On a Class of Optimal Reinsurance Problems

TL;DR

This paper extends De Finetti's optimal reinsurance framework to include arbitrary convex risk measures, providing explicit solutions for variance and CVaR, and addressing non-convex risk measures like VaR using convex analysis tools.

Contribution

It generalizes the optimal reinsurance problem to arbitrary convex risk measures and offers explicit solutions using duality and variational analysis.

Findings

Explicit solutions for variance and CVaR as risk measures.

Extension to non-convex risk measures like VaR.

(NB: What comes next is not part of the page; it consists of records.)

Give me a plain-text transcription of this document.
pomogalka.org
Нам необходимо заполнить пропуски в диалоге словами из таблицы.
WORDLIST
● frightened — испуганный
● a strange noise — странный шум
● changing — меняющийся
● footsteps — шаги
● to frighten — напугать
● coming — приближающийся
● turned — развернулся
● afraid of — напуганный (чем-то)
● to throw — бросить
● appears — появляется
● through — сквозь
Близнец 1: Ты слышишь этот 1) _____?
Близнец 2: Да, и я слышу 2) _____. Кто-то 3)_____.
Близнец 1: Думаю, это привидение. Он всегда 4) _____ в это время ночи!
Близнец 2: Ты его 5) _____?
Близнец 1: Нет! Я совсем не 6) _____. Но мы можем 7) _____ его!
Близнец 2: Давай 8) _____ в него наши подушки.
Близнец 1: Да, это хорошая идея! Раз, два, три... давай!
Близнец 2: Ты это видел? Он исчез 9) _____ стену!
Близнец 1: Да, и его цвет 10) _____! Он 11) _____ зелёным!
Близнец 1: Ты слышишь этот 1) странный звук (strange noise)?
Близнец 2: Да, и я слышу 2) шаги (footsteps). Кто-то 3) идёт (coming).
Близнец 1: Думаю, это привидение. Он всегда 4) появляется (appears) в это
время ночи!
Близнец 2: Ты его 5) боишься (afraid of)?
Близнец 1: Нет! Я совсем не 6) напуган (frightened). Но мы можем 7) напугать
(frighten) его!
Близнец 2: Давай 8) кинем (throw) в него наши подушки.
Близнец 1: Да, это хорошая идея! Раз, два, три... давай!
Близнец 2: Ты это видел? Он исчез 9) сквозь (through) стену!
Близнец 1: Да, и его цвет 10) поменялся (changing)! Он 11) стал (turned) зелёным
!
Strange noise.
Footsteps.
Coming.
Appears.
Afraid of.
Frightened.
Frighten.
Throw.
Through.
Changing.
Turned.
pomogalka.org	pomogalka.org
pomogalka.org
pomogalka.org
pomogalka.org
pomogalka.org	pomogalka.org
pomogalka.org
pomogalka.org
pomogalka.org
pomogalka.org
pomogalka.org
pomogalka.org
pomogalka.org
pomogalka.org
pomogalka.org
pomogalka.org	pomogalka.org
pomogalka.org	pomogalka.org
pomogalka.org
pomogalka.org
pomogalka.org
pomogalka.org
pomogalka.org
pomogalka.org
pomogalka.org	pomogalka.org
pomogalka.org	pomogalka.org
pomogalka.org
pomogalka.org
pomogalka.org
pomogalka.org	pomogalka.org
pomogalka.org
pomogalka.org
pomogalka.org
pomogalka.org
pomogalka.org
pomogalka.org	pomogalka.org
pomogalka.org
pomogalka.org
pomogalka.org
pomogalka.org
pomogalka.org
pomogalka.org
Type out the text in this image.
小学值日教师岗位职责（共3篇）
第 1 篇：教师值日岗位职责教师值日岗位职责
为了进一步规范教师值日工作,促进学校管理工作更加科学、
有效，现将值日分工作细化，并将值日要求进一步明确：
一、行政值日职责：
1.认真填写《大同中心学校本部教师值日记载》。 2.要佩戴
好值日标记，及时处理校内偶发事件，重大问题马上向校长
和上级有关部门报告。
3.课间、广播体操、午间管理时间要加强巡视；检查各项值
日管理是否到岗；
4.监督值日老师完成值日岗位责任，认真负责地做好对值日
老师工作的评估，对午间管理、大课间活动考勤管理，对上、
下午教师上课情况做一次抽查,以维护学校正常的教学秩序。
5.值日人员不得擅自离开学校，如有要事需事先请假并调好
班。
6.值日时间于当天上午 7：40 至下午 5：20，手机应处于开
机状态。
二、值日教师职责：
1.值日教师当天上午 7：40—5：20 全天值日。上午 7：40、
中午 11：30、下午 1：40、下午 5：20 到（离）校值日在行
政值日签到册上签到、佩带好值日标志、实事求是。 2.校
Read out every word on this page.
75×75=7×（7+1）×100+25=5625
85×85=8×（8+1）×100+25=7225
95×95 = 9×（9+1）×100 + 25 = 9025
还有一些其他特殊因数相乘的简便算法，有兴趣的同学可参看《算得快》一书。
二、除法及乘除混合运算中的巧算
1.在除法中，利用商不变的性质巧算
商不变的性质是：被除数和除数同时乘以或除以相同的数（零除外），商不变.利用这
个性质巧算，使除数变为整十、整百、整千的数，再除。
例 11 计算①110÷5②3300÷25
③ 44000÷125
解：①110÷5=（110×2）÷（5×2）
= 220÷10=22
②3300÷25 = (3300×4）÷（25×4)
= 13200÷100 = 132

Use of convex analysis tools to establish equivalence of optimization formulations.

Abstract

De Finetti's optimal reinsurance is a set of contracts, one for each risk in a portfolio, that caps the retained aggregate variance to a pre-specified level while minimizing total expected loss. The premiums are determined using the expected value principle, and the safety loading is allowed to vary with the risks. The original formulation assumed that the risks were independent and restricted contracts to quota shares on individual risks. A recent variation surprisingly yields a closed form for the contracts, while allowing dependence between risks and permitting the contracts to depend on all risks, without restricting their functional form. We extend this to the case of an arbitrary convex functional as the risk measure and use duality tools from convex analysis to show the equivalence between the constrained and the penalized versions of the underlying optimization problem. To explicitly solve the penalized version for the variance and the conditional value at risk (CVaR) as the risk measure, we resort to either variational analysis or a rudimentary approach. We show that a rudimentary approach can also address the choice of VaR, a non-convex functional, as the risk measure.